While researching Montana Gold, a western historical romance series, I stumbled across a reference to the young women who traveled to America from Hesse, a part of Germany. During impoverished times, the ’hurdy-gurdy girls’ played and danced to draw crowds of customers to buy their homemade brooms. These women came to the notice of unscrupulous people who promised them a better life in America and money to send home to their families. The women arrived in America with little recourse but to rely on those who had brought them.
The fate of the hurdy-gurdy girls largely depended on the treatment they received. Some lived well, but others fell into poverty. Often sick, the less-fortunate among them lived a hard life far from their homeland. Not all became prostitutes, but some did.
What I learned changed my image of dancehall girls in the Wild West. I’d accepted the stereotypical image of them as willing prostitutes. The reality was far more complicated. Not all hailed from Germany. Most were American women drawn from farms or mills by handbills promising easier work in the West. Widows or single women of good background also wound up in dancehalls.  

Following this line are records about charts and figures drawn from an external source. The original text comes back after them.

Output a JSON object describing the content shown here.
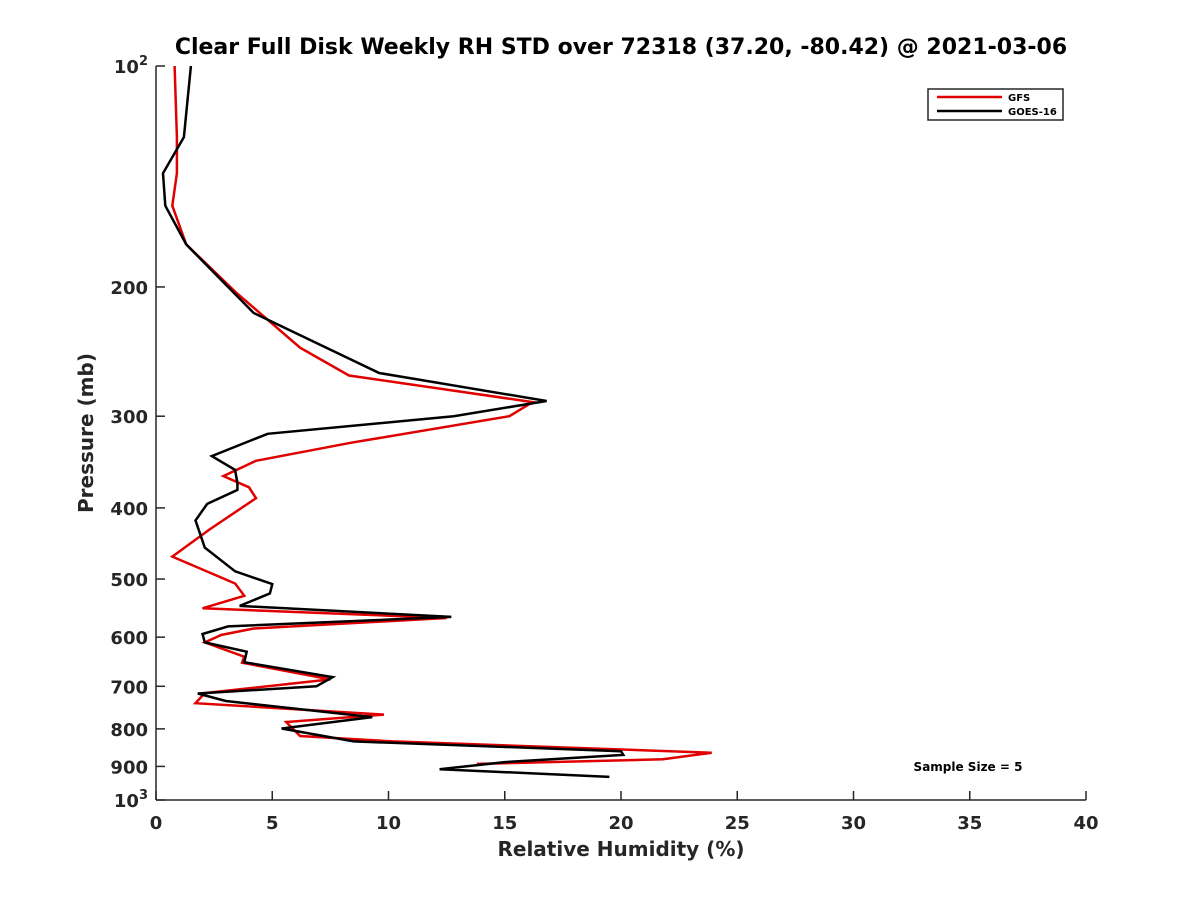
{
  "chart_data": {
    "type": "line",
    "title": "Clear Full Disk Weekly RH STD over 72318 (37.20, -80.42) @ 2021-03-06",
    "xlabel": "Relative Humidity (%)",
    "ylabel": "Pressure (mb)",
    "xlim": [
      0,
      40
    ],
    "ylim": [
      100,
      1000
    ],
    "y_scale": "log",
    "y_reversed": true,
    "xticks": [
      "0",
      "5",
      "10",
      "15",
      "20",
      "25",
      "30",
      "35",
      "40"
    ],
    "yticks": [
      {
        "value": 100,
        "base": "10",
        "exp": "2"
      },
      {
        "value": 200,
        "label": "200"
      },
      {
        "value": 300,
        "label": "300"
      },
      {
        "value": 400,
        "label": "400"
      },
      {
        "value": 500,
        "label": "500"
      },
      {
        "value": 600,
        "label": "600"
      },
      {
        "value": 700,
        "label": "700"
      },
      {
        "value": 800,
        "label": "800"
      },
      {
        "value": 900,
        "label": "900"
      },
      {
        "value": 1000,
        "base": "10",
        "exp": "3"
      }
    ],
    "grid": false,
    "legend_position": "top-right",
    "annotation": "Sample Size = 5",
    "series": [
      {
        "name": "GFS",
        "color": "#e00000",
        "points": [
          [
            0.8,
            100
          ],
          [
            0.9,
            125
          ],
          [
            0.9,
            140
          ],
          [
            0.7,
            155
          ],
          [
            1.3,
            175
          ],
          [
            3.4,
            203
          ],
          [
            6.2,
            242
          ],
          [
            8.3,
            264
          ],
          [
            16.2,
            287
          ],
          [
            15.2,
            300
          ],
          [
            8.4,
            326
          ],
          [
            4.3,
            345
          ],
          [
            2.9,
            362
          ],
          [
            4.0,
            375
          ],
          [
            4.3,
            388
          ],
          [
            2.3,
            428
          ],
          [
            0.7,
            466
          ],
          [
            3.4,
            507
          ],
          [
            3.8,
            527
          ],
          [
            2.0,
            548
          ],
          [
            12.5,
            565
          ],
          [
            4.2,
            584
          ],
          [
            2.8,
            596
          ],
          [
            2.1,
            610
          ],
          [
            3.8,
            638
          ],
          [
            3.7,
            650
          ],
          [
            7.5,
            685
          ],
          [
            2.1,
            715
          ],
          [
            1.7,
            738
          ],
          [
            9.8,
            765
          ],
          [
            5.6,
            783
          ],
          [
            6.2,
            818
          ],
          [
            10.2,
            832
          ],
          [
            23.9,
            862
          ],
          [
            21.8,
            880
          ],
          [
            13.8,
            893
          ]
        ]
      },
      {
        "name": "GOES-16",
        "color": "#000000",
        "points": [
          [
            1.5,
            100
          ],
          [
            1.2,
            125
          ],
          [
            0.3,
            140
          ],
          [
            0.4,
            155
          ],
          [
            1.3,
            175
          ],
          [
            4.2,
            217
          ],
          [
            9.6,
            262
          ],
          [
            16.8,
            286
          ],
          [
            12.8,
            300
          ],
          [
            4.8,
            317
          ],
          [
            2.4,
            340
          ],
          [
            3.4,
            355
          ],
          [
            3.5,
            370
          ],
          [
            3.5,
            378
          ],
          [
            2.2,
            395
          ],
          [
            1.7,
            416
          ],
          [
            2.1,
            453
          ],
          [
            3.4,
            488
          ],
          [
            5.0,
            508
          ],
          [
            4.9,
            523
          ],
          [
            3.6,
            544
          ],
          [
            12.7,
            563
          ],
          [
            3.1,
            580
          ],
          [
            2.0,
            594
          ],
          [
            2.1,
            610
          ],
          [
            3.9,
            628
          ],
          [
            3.8,
            649
          ],
          [
            7.6,
            680
          ],
          [
            6.9,
            700
          ],
          [
            1.8,
            716
          ],
          [
            3.0,
            733
          ],
          [
            9.3,
            771
          ],
          [
            5.4,
            799
          ],
          [
            8.5,
            832
          ],
          [
            20.0,
            858
          ],
          [
            20.1,
            868
          ],
          [
            15.0,
            888
          ],
          [
            12.2,
            908
          ],
          [
            19.5,
            930
          ]
        ]
      }
    ]
  }
}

Stagecoach to Liberty gives a different view of the hurdy-gurdy girls of the American West. Elsa, the heroine of Stagecoach to Liberty, wants to remove herself from a burden on her widowed mother and to help support her younger siblings. Heartsick and far from home, she doesn’t trust the man and woman who lured her and others from their village. Bound by the contract she signed and obligated by the cost of her fare, Elsa feels trapped. When she meets a handsome stranger with an Irish accent on the stagecoach, however, her hope to escape revives.
The perspective I’d gained from overseas travel gave me a window into the trials of the hurdy-gurdy girls. Their story was largely untold but I felt an important one.
About Stagecoach to Liberty
Can a desperate young woman trust the handsome Irish stranger who wants to free her from her captors?
Elsa Meier, a talented young Hessian girl who plays the hurdy-gurdy and dances, signs a contract to entertain miners in the Wild West. Elsa travels to America in the company of Miles and Alicia Peabody, the brother and sister who persuaded her mother to allow her to go. Elsa hopes for freedom and the chance to send money home to help her family. Instead she comes to the attention of a wealthy and unscrupulous man. On a stagecoach traveling into Montana Territory, Elsa conveys her peril to a handsome stranger with an Irish accent. 
Con Walsh, on a quest to find out the truth about himself, stumbles into a dangerous situation involving a frightened young woman in need of rescue. Despite his own pressing troubles, he finds that her safety matters to him more than his own.
Set in Montana during its gold rush -- a time troubled by outlaws, corruption and vigilante violence, Stagecoach to Liberty explores faith, love, and courage in the wild west. This story can stand alone or continue the saga that began with Hills of Nevermore and Cheyenne Sunrise.
About Janalyn Voigt
Janalyn Voigt’s father instilled a love of literature in her at an early age by reading chapters from The Wonderful Wizard of Oz, Robinson Crusoe and other classics as bedtime stories. When she grew older and her father stopped reading stories at night, she continued putting herself to sleep with tales she ‘wrote’ in her head. Perhaps unsurprisingly, Janalyn became a voracious reader, something she credits with teaching her to write. She trained as a classical vocalist, which explains why her writing is often described as musical.
When she's not immersed in one of her story worlds, Janalyn can usually be found weeding the garden, spending time with her family, or reading.